Reporter: Dina – Editor: Redaksi
Insitekaltim, Samarinda – Banyak tempat fasilitas umum ditutup. Seperti bandara, pelabuhan maupun tempat lain, yang dianggap mudah terjadi penyebaran Covid-19. Jika pembatasan ekstrem di Kaltim dilakukan maka akan berpengaruh pada roda perekonomian.
Pembatasan ini akan berdampak sangat besar. Meski sebelumnya masyarakat sudah merasakan. Kini, pasti jauh lebih ekstrem lagi. Satu-satunya harapan masyarakat, yakni bantuan Sembako (Sembilan bahan pokok). Maupun bantuan langsung tunai (BLT), agar segera terealisasi,namun masih terkendala data sehingga ada keterlambatan.
Anggota Komisi II DPRD Kaltim, Sutomo Jabir, kepada Insitekaltim, dikonfirmasi via telepon, Minggu (13/4/2020), menegaskan, tak semua masyarakat Kaltim punya penghasilan tetap. Hanya mereka yang masih bekerja saja yang mampu menggerakan roda ekonominya.
Lalu bagaimana dengan para pekerja lepas, misalnya buruh pelabuhan yang hanya mengharap dari sana, begitu juga para pengusaha dan pedagang kecil.

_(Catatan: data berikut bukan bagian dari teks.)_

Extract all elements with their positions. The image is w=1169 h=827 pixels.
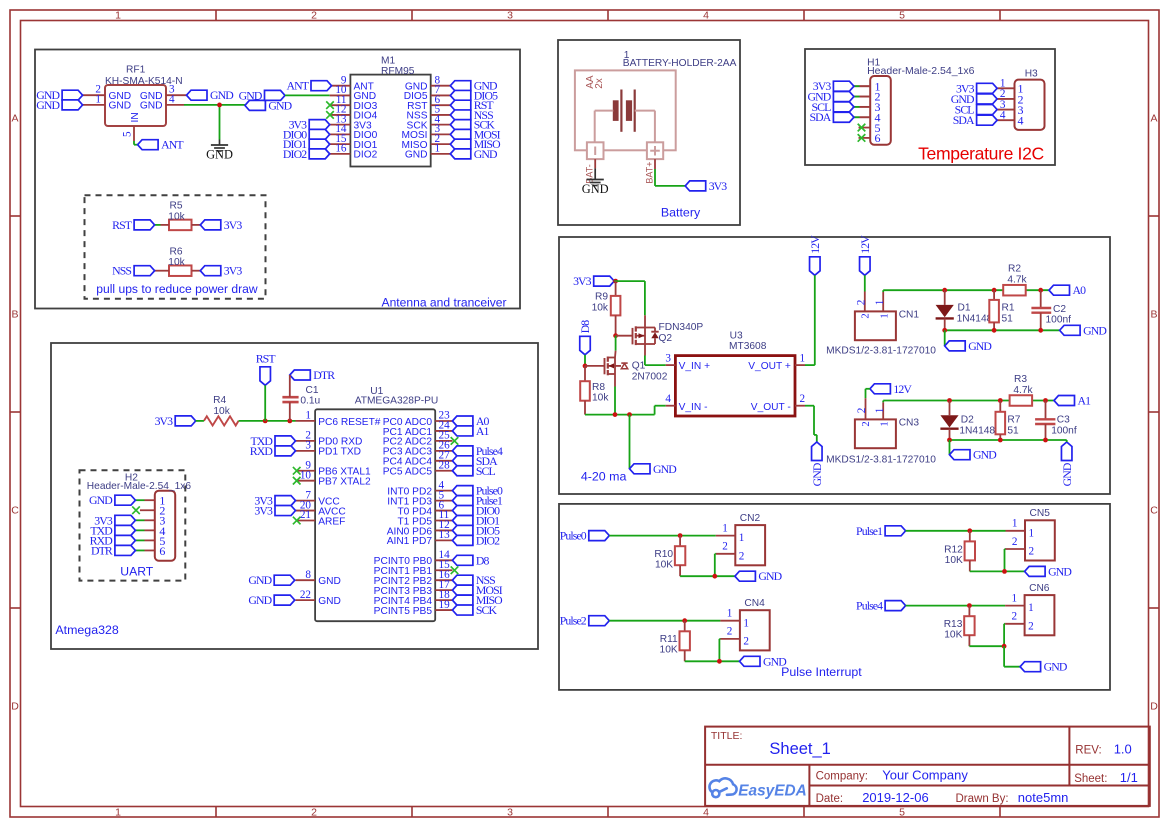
CN6 pin 2 <box>1005 623 1025 625</box>
svg-text:1: 1 <box>1012 518 1018 530</box>
wire CN5 pin2 to ground rail <box>1005 548 1006 550</box>
svg-text:Drawn By:: Drawn By: <box>956 793 1009 805</box>
resistor R4 zigzag <box>204 416 239 425</box>
svg-text:R1: R1 <box>1002 303 1015 314</box>
svg-text:2: 2 <box>311 9 317 21</box>
svg-text:EasyEDA: EasyEDA <box>738 783 806 800</box>
node junction D1 top <box>942 288 947 293</box>
svg-text:PCINT5 PB5: PCINT5 PB5 <box>374 606 433 617</box>
svg-text:6: 6 <box>875 131 881 145</box>
net flag DIO0 <box>452 506 473 516</box>
dashed box pull ups <box>85 195 266 298</box>
U1 pin 16 PCINT2 PB2 <box>435 579 452 581</box>
net flag NSS <box>134 266 155 276</box>
RF1 pin 3 stub <box>166 94 187 96</box>
net flag D8 <box>452 555 473 565</box>
svg-text:BAT+: BAT+ <box>645 162 655 184</box>
capacitor C3 <box>1045 401 1047 420</box>
U1 pin 2 PD0 RXD <box>296 440 316 442</box>
terminal block CN3 body <box>855 419 896 448</box>
header H3 body <box>1015 80 1045 130</box>
svg-text:note5mn: note5mn <box>1018 790 1069 805</box>
node junction C2 bottom <box>1038 328 1043 333</box>
H1 pin 6 <box>859 137 871 139</box>
CN1 pin 2 <box>864 292 866 312</box>
svg-text:2: 2 <box>311 806 317 818</box>
svg-text:GND: GND <box>140 101 163 112</box>
node junction D2 bottom <box>947 438 952 443</box>
wire D1 to GND flag <box>944 330 946 346</box>
wire DTR to C1 <box>289 375 291 397</box>
svg-text:MKDS1/2-3.81-1727010: MKDS1/2-3.81-1727010 <box>826 454 936 465</box>
net flag GND <box>274 575 295 585</box>
frame column ticks top <box>215 10 217 21</box>
svg-text:IN: IN <box>130 112 141 122</box>
svg-text:A: A <box>1150 113 1157 125</box>
node junction Q1 source rail <box>613 412 618 417</box>
wire D2 to GND flag <box>949 440 951 455</box>
node junction C1 <box>287 419 292 424</box>
svg-text:2: 2 <box>722 541 728 553</box>
terminal block CN4 body <box>740 610 770 650</box>
net flag GND <box>945 341 966 351</box>
net flag MISO <box>452 595 473 605</box>
net flag 3V3 <box>594 276 615 286</box>
svg-text:19: 19 <box>439 599 451 611</box>
wire VOUT- down to GND flag <box>805 405 814 407</box>
svg-text:1N4148: 1N4148 <box>959 426 995 437</box>
svg-text:MT3608: MT3608 <box>729 341 767 352</box>
bottom rail wire <box>585 414 655 416</box>
svg-text:12V: 12V <box>893 382 912 396</box>
svg-text:C: C <box>11 505 19 517</box>
svg-text:1N4148: 1N4148 <box>957 314 993 325</box>
ground rail wire <box>680 575 735 577</box>
svg-text:5: 5 <box>899 9 905 21</box>
U3 pin 3 V_IN+ <box>666 364 676 366</box>
svg-text:GND: GND <box>239 88 263 102</box>
net flag GND <box>833 92 854 102</box>
resistor R9 <box>615 281 617 296</box>
svg-text:CN4: CN4 <box>744 598 765 609</box>
svg-text:3: 3 <box>507 806 513 818</box>
no-connect X on U1 pin 25 <box>451 437 459 445</box>
H1 pin 4 <box>854 116 870 118</box>
transistor Q1 2N7002 <box>585 365 605 367</box>
svg-text:1: 1 <box>743 617 749 629</box>
antenna connector RF1 body <box>105 85 166 126</box>
U1 pin 5 INT1 PD3 <box>435 500 452 502</box>
net flag 3V3 <box>977 83 998 93</box>
node junction C3 top <box>1043 398 1048 403</box>
resistor R2 <box>1003 285 1025 296</box>
net flag RST <box>260 367 271 386</box>
svg-text:GND: GND <box>36 98 60 112</box>
svg-text:V_OUT +: V_OUT + <box>748 361 791 372</box>
net flag NSS <box>452 575 473 585</box>
svg-text:Date:: Date: <box>816 793 844 805</box>
svg-text:5: 5 <box>122 131 134 137</box>
top rail CN1 section <box>883 289 1055 291</box>
resistor R13 <box>968 606 970 617</box>
node junction Pulse4 R top <box>967 603 972 608</box>
net flag 3V3 <box>200 220 221 230</box>
net flag 12V <box>860 257 871 276</box>
terminal block CN1 body <box>855 311 896 340</box>
svg-text:GND: GND <box>1048 564 1072 578</box>
svg-text:GND: GND <box>318 596 341 607</box>
svg-text:1: 1 <box>722 522 728 534</box>
svg-text:2: 2 <box>743 636 749 648</box>
svg-text:3V3: 3V3 <box>155 414 174 428</box>
svg-text:1: 1 <box>435 143 441 155</box>
svg-text:Q1: Q1 <box>632 361 646 372</box>
svg-text:R8: R8 <box>592 382 605 393</box>
svg-text:RFM95: RFM95 <box>381 66 415 77</box>
net flag Pulse4 <box>885 601 906 611</box>
svg-text:Pulse0: Pulse0 <box>560 529 587 543</box>
H3 pin 2 <box>997 98 1014 100</box>
net flag GND <box>1025 566 1046 576</box>
svg-text:A1: A1 <box>476 424 490 438</box>
svg-text:10K: 10K <box>945 555 963 566</box>
net flag GND <box>450 81 471 91</box>
svg-text:2: 2 <box>861 421 872 426</box>
net flag RST <box>450 100 471 110</box>
net flag GND <box>62 90 83 100</box>
net flag ANT <box>138 140 159 150</box>
net flag SDA <box>977 115 998 125</box>
R5 right stub wire <box>192 224 201 226</box>
U1 pin 4 INT0 PD2 <box>435 490 452 492</box>
U1 pin 8 GND <box>296 579 316 581</box>
svg-text:10k: 10k <box>592 393 609 404</box>
svg-text:100nf: 100nf <box>1046 314 1072 325</box>
M1 pin 12 DIO4 <box>330 114 351 116</box>
svg-text:MKDS1/2-3.81-1727010: MKDS1/2-3.81-1727010 <box>826 345 936 356</box>
frame column ticks bottom <box>215 807 217 818</box>
svg-text:Atmega328: Atmega328 <box>55 623 118 637</box>
node junction GND drop <box>627 412 632 417</box>
svg-text:1: 1 <box>739 532 745 544</box>
net flag GND <box>450 149 471 159</box>
svg-text:DTR: DTR <box>313 368 335 382</box>
net flag 3V3 <box>275 496 296 506</box>
net flag GND <box>630 464 651 474</box>
svg-text:Battery: Battery <box>661 205 701 219</box>
svg-text:Your Company: Your Company <box>882 768 968 783</box>
svg-text:SDA: SDA <box>953 113 975 127</box>
net flag SCK <box>450 120 471 130</box>
node junction RST <box>263 419 268 424</box>
svg-text:4: 4 <box>703 806 709 818</box>
no-connect X on M1 pin 12 <box>326 111 334 119</box>
svg-text:2N7002: 2N7002 <box>632 371 668 382</box>
svg-text:PB7 XTAL2: PB7 XTAL2 <box>318 477 371 488</box>
H3 pin 3 <box>997 109 1014 111</box>
wire Pulse1 to CN5 <box>906 530 1006 532</box>
net flag DIO5 <box>450 90 471 100</box>
no-connect X on U1 pin 9 <box>293 467 301 475</box>
wire rail to U3 VIN- <box>654 406 656 415</box>
U1 pin 7 VCC <box>296 500 316 502</box>
svg-text:Q2: Q2 <box>659 333 673 344</box>
M1 pin 14 DIO0 <box>330 133 351 135</box>
M1 pin 3 MOSI <box>431 133 451 135</box>
net flag 12V <box>870 384 891 394</box>
svg-text:BAT-: BAT- <box>584 164 594 183</box>
U1 pin 15 PCINT1 PB1 <box>435 569 452 571</box>
net flag GND <box>187 90 208 100</box>
terminal block CN6 body <box>1025 595 1055 635</box>
CN5 pin 2 <box>1006 548 1026 550</box>
svg-text:12V: 12V <box>858 235 872 254</box>
CN4 pin 2 <box>720 638 740 640</box>
RF module M1 body <box>350 75 430 167</box>
battery terminal minus <box>587 142 604 159</box>
net flag DTR <box>290 370 311 380</box>
U1 pin 21 AREF <box>296 520 316 522</box>
title block dividers <box>705 764 1150 766</box>
U1 pin 20 AVCC <box>296 510 316 512</box>
wire Pulse2 to CN4 <box>609 620 720 622</box>
M1 pin 2 MISO <box>431 143 451 145</box>
svg-text:3V3: 3V3 <box>709 179 728 193</box>
H1 pin 1 <box>854 85 870 87</box>
wire R9 junction to Q1 drain <box>615 336 617 351</box>
U1 pin 25 PC2 ADC2 <box>435 440 452 442</box>
svg-text:GND: GND <box>89 493 113 507</box>
svg-text:C1: C1 <box>306 385 319 396</box>
wire BAT- to ground <box>594 159 596 168</box>
svg-text:1.0: 1.0 <box>1114 741 1132 756</box>
net flag A0 <box>452 416 473 426</box>
M1 pin 4 SCK <box>431 124 451 126</box>
svg-text:Pulse Interrupt: Pulse Interrupt <box>781 665 862 679</box>
wire 12V to CN1 pin2 <box>864 275 866 291</box>
block box Battery <box>558 40 740 225</box>
svg-text:GND: GND <box>810 462 824 486</box>
svg-text:4-20 ma: 4-20 ma <box>581 470 627 484</box>
svg-text:GND: GND <box>1060 462 1074 486</box>
net flag DIO2 <box>452 535 473 545</box>
node junction rail R10 <box>712 574 717 579</box>
net flag GND <box>265 90 286 100</box>
resistor R11 <box>684 621 686 632</box>
wire junction down to ground <box>219 105 221 140</box>
svg-text:AIN1 PD7: AIN1 PD7 <box>387 536 433 547</box>
no-connect X on H1 pin 5 <box>858 124 866 132</box>
svg-text:RF1: RF1 <box>126 65 146 76</box>
ground symbol battery <box>594 174 596 180</box>
svg-text:D8: D8 <box>578 320 592 334</box>
M1 pin 7 DIO5 <box>431 94 451 96</box>
node junction D8 Q1 gate <box>583 364 588 369</box>
svg-text:Pulse1: Pulse1 <box>856 524 883 538</box>
svg-text:R5: R5 <box>169 201 182 212</box>
net flag GND <box>977 94 998 104</box>
svg-text:10k: 10k <box>168 211 185 222</box>
U1 pin 19 PCINT5 PB5 <box>435 609 452 611</box>
net flag GND <box>1061 442 1072 461</box>
wire 3V3 rail to Q2 <box>614 280 645 282</box>
svg-text:R6: R6 <box>169 246 182 257</box>
svg-text:28: 28 <box>439 459 451 471</box>
svg-text:100nf: 100nf <box>1051 426 1077 437</box>
M1 pin 16 DIO2 <box>330 153 351 155</box>
resistor R5 <box>169 220 192 231</box>
svg-text:13: 13 <box>439 529 451 541</box>
svg-text:0.1u: 0.1u <box>300 395 320 406</box>
svg-text:1: 1 <box>727 608 733 620</box>
net flag GND <box>274 595 295 605</box>
svg-text:R9: R9 <box>595 292 608 303</box>
U1 pin 6 T0 PD4 <box>435 510 452 512</box>
net flag 3V3 <box>115 515 135 525</box>
svg-text:PC6 RESET#: PC6 RESET# <box>318 417 381 428</box>
H3 pin 4 <box>997 119 1014 121</box>
bottom rail CN1 section <box>945 329 1060 331</box>
svg-text:4.7k: 4.7k <box>1007 274 1027 285</box>
svg-text:RST: RST <box>112 218 133 232</box>
svg-text:2: 2 <box>1028 620 1034 632</box>
transistor Q2 FDN340P <box>616 335 633 337</box>
resistor R8 <box>584 366 586 381</box>
battery cell plates <box>620 90 622 132</box>
net flag GND <box>245 100 266 110</box>
RF1 pin 4 stub <box>166 104 184 106</box>
capacitor C2 <box>1040 290 1042 308</box>
svg-text:1: 1 <box>115 9 121 21</box>
svg-text:5: 5 <box>899 806 905 818</box>
terminal block CN2 body <box>735 525 765 565</box>
ground rail wire <box>685 660 740 662</box>
net flag SCL <box>833 102 854 112</box>
net flag DIO1 <box>309 139 330 149</box>
U1 pin 24 PC1 ADC1 <box>435 430 452 432</box>
no-connect X on H2 pin 2 <box>132 506 140 514</box>
svg-text:V_OUT -: V_OUT - <box>751 402 791 413</box>
wire Pulse0 to CN2 <box>609 535 716 537</box>
svg-text:D1: D1 <box>958 303 971 314</box>
net flag MISO <box>450 139 471 149</box>
wire RF1 pin5 to ANT flag <box>133 141 135 145</box>
net flag RST <box>134 220 155 230</box>
svg-text:U3: U3 <box>730 331 743 342</box>
block box 4-20 ma <box>559 237 1110 494</box>
U1 pin 10 PB7 XTAL2 <box>296 480 316 482</box>
svg-text:2: 2 <box>739 550 745 562</box>
bottom rail CN3 section <box>950 439 1067 441</box>
U1 pin 17 PCINT3 PB3 <box>435 589 452 591</box>
wire Q2 drain to U3 VIN+ <box>644 356 646 366</box>
wire GND drop <box>629 415 631 469</box>
H1 pin 2 <box>854 96 870 98</box>
svg-text:22: 22 <box>300 589 311 601</box>
svg-text:ANT: ANT <box>161 138 184 152</box>
node junction R7 bottom <box>998 438 1003 443</box>
svg-text:1: 1 <box>1012 592 1018 604</box>
top rail CN3 section <box>883 400 1060 402</box>
net flag 3V3 <box>275 506 296 516</box>
R5 left stub wire <box>155 224 161 226</box>
wire CN1 pin1 to rail <box>882 290 884 292</box>
svg-text:Pulse4: Pulse4 <box>856 599 883 613</box>
svg-text:2: 2 <box>800 393 806 405</box>
svg-text:4: 4 <box>1000 109 1006 121</box>
header H1 body <box>870 76 891 145</box>
svg-text:GND: GND <box>248 593 272 607</box>
svg-text:R11: R11 <box>660 634 678 645</box>
svg-text:DIO2: DIO2 <box>283 147 307 161</box>
svg-text:GND: GND <box>248 573 272 587</box>
net flag ANT <box>311 81 332 91</box>
block box Temperature I2C <box>805 49 1055 165</box>
RF1 pin 2 stub <box>83 94 105 96</box>
svg-text:SDA: SDA <box>809 110 831 124</box>
node junction rail R13 <box>1002 644 1007 649</box>
battery internal wires <box>595 110 614 112</box>
net flag DIO1 <box>452 516 473 526</box>
net flag DIO2 <box>309 149 330 159</box>
svg-text:Temperature I2C: Temperature I2C <box>918 144 1044 164</box>
svg-text:GND: GND <box>474 147 498 161</box>
svg-text:SCL: SCL <box>476 464 496 478</box>
svg-text:1: 1 <box>1029 527 1035 539</box>
node junction R9 Q2 gate <box>613 333 618 338</box>
CN1 pin 1 <box>882 292 884 311</box>
svg-text:C2: C2 <box>1053 304 1066 315</box>
CN3 pin 1 <box>882 402 884 419</box>
net flag A0 <box>1049 285 1070 295</box>
svg-text:GND: GND <box>405 150 428 161</box>
U1 pin 27 PC4 ADC4 <box>435 460 452 462</box>
svg-text:Company:: Company: <box>816 771 868 783</box>
M1 pin 10 GND <box>330 94 351 96</box>
node junction Pulse1 R top <box>967 528 972 533</box>
ground rail wire <box>970 570 1025 572</box>
svg-text:10k: 10k <box>592 302 609 313</box>
svg-text:GND: GND <box>582 182 609 196</box>
svg-text:GND: GND <box>206 148 233 162</box>
net flag GND <box>735 571 756 581</box>
svg-text:PC5 ADC5: PC5 ADC5 <box>383 467 433 478</box>
svg-text:2: 2 <box>1029 546 1035 558</box>
svg-text:2: 2 <box>1012 536 1018 548</box>
dashed box UART <box>80 470 186 580</box>
svg-text:A1: A1 <box>1078 394 1092 408</box>
svg-text:1: 1 <box>874 300 886 306</box>
RF1 pin 1 stub <box>83 104 105 106</box>
net flag GND <box>62 100 83 110</box>
svg-text:DTR: DTR <box>91 543 113 557</box>
svg-text:ATMEGA328P-PU: ATMEGA328P-PU <box>355 396 439 407</box>
svg-text:M1: M1 <box>381 56 395 67</box>
net flag 3V3 <box>685 181 706 191</box>
net flag Pulse4 <box>452 446 473 456</box>
node junction D2 top <box>947 398 952 403</box>
boost converter U3 body <box>675 356 795 416</box>
svg-text:C: C <box>1150 505 1158 517</box>
wire RF1 pin4 to junction <box>184 104 245 106</box>
EasyEDA logo cloud <box>709 778 736 797</box>
capacitor C1 <box>282 396 298 399</box>
frame row ticks right <box>1149 215 1160 217</box>
svg-text:2: 2 <box>855 300 867 306</box>
svg-text:DIO2: DIO2 <box>476 533 500 547</box>
node junction rail R12 <box>1002 569 1007 574</box>
U3 pin 4 V_IN- <box>666 405 676 407</box>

“Situasi saat ini, penjual obat-obatan, APD dan masker misalnya, tidak terpengaruh Covid-19. Justru malah diuntungkan. Tetapi selain itu kan perekonomian lumpuh,” sambungnya.
Sutomo berharap, semoga perekonomian di Kaltim segera membaik, paling tidak usai lebaran nanti. Bagaimanapun, sebagai warga negara yang baik, harus mendukung keputusan pemerintah. Kita harus berdiam dirumah jangan keluar sekiranya tidak sangat penting, tetap social – pyhcikal distancing, jaga kebersihan dan selalu cuci tangan dan menggunakan masker kalau keluar.
“Agar implementasi kebijakan bisa sejalan dengan kebutuhan masyarakat dan Covid-19 cepat berlalu,” pungkasnya.